Clearly, the international community needs to do more. Countries such as Lebanon and Jordan in particular, but also many others, have been incredibly generous in opening up their borders and allowing refugees in, and it is absolutely right that today my right hon. Friend the Home Secretary announced that the UK Government would continue to evolve our support for those affected by the Syrian crisis by extending that support and providing sanctuary to the most at-risk refugees from this war. The right hon. Member for Tottenham (Mr Lammy) talked about Ugandan-Asian refugees coming here. One of them is now the leader of Wandsworth council, which shows the contribution that many refugees make to Britain.
I can assure the right hon. and learned Member for North East Fife (Sir Menzies Campbell), the right hon. Member for East Renfrewshire (Mr Murphy) and the hon. Members for Cheltenham (Martin Horwood) and for Brent North (Barry Gardiner) that we will work hand in hand with the UNHCR. I had a good talk with Antonia Guterres in Switzerland last week about how we could ensure the programme worked effectively.
I think that, ultimately, we all recognise that Syria needs a political solution to end the fighting. That point was made very eloquently by someone for whom I have a huge amount of respect, my right hon. Friend the Member for North East Bedfordshire (Alistair Burt), and also by my right hon. Friend the Member for Croydon South (Sir Richard Ottaway) and the right hon. Member for Dwyfor Meirionnydd (Mr Llwyd).
In the meantime, as we all have hopes for the Geneva II process but retain a heavy sense of the level of the challenges that remain, the British people can be proud of the role that Britain is playing in conveying humanitarian assistance to those who need it. As we have already heard today, not only is that the right thing to do, but ending the conflict and bringing stability to the region is in Britain’s national interest.
Britain is on the side of the people in Syria about whom we have talked today. We will do everything that we can to achieve a political solution, but during that process we will continue to be at the forefront of the humanitarian response.

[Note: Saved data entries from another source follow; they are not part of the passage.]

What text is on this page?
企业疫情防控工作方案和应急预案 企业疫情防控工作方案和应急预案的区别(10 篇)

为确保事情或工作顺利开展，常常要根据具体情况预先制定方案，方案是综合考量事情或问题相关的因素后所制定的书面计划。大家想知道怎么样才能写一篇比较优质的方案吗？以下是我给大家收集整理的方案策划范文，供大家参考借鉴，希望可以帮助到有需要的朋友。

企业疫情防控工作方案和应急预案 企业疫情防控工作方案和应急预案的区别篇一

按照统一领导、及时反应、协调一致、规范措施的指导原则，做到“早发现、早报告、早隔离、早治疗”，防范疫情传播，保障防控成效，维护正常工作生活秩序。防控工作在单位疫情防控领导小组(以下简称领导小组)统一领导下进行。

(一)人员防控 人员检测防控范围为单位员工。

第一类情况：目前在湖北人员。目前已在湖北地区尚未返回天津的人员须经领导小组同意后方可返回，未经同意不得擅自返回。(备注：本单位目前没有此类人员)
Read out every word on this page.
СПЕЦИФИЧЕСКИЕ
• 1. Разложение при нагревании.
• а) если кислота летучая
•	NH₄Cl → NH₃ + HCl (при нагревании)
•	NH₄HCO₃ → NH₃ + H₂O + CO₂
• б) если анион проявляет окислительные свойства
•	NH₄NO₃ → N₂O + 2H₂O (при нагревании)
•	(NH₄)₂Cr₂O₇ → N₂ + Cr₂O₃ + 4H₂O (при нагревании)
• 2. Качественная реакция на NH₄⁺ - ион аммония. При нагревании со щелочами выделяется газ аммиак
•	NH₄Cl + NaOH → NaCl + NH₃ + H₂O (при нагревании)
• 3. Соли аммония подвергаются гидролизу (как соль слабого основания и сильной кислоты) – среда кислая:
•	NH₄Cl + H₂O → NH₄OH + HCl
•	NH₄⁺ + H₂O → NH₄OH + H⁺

Question put and agreed to.
Resolved,
That this House welcomes the Government’s £600 million response to the unprecedented Syrian refugee crisis; further welcomes the UK’s leadership in the appeal for aid and supports calls for the rest of the international community to ensure the UN humanitarian appeal for Syria has the resources it needs to help those suffering from the conflict; is concerned about the plight of the most vulnerable refugees who will find it hardest to cope in the camps in the region, including victims of torture and children in need of special assistance; and calls on the Government to participate in the UNHCR Resettlement and Humanitarian Admission of Syrian Refugees Programme.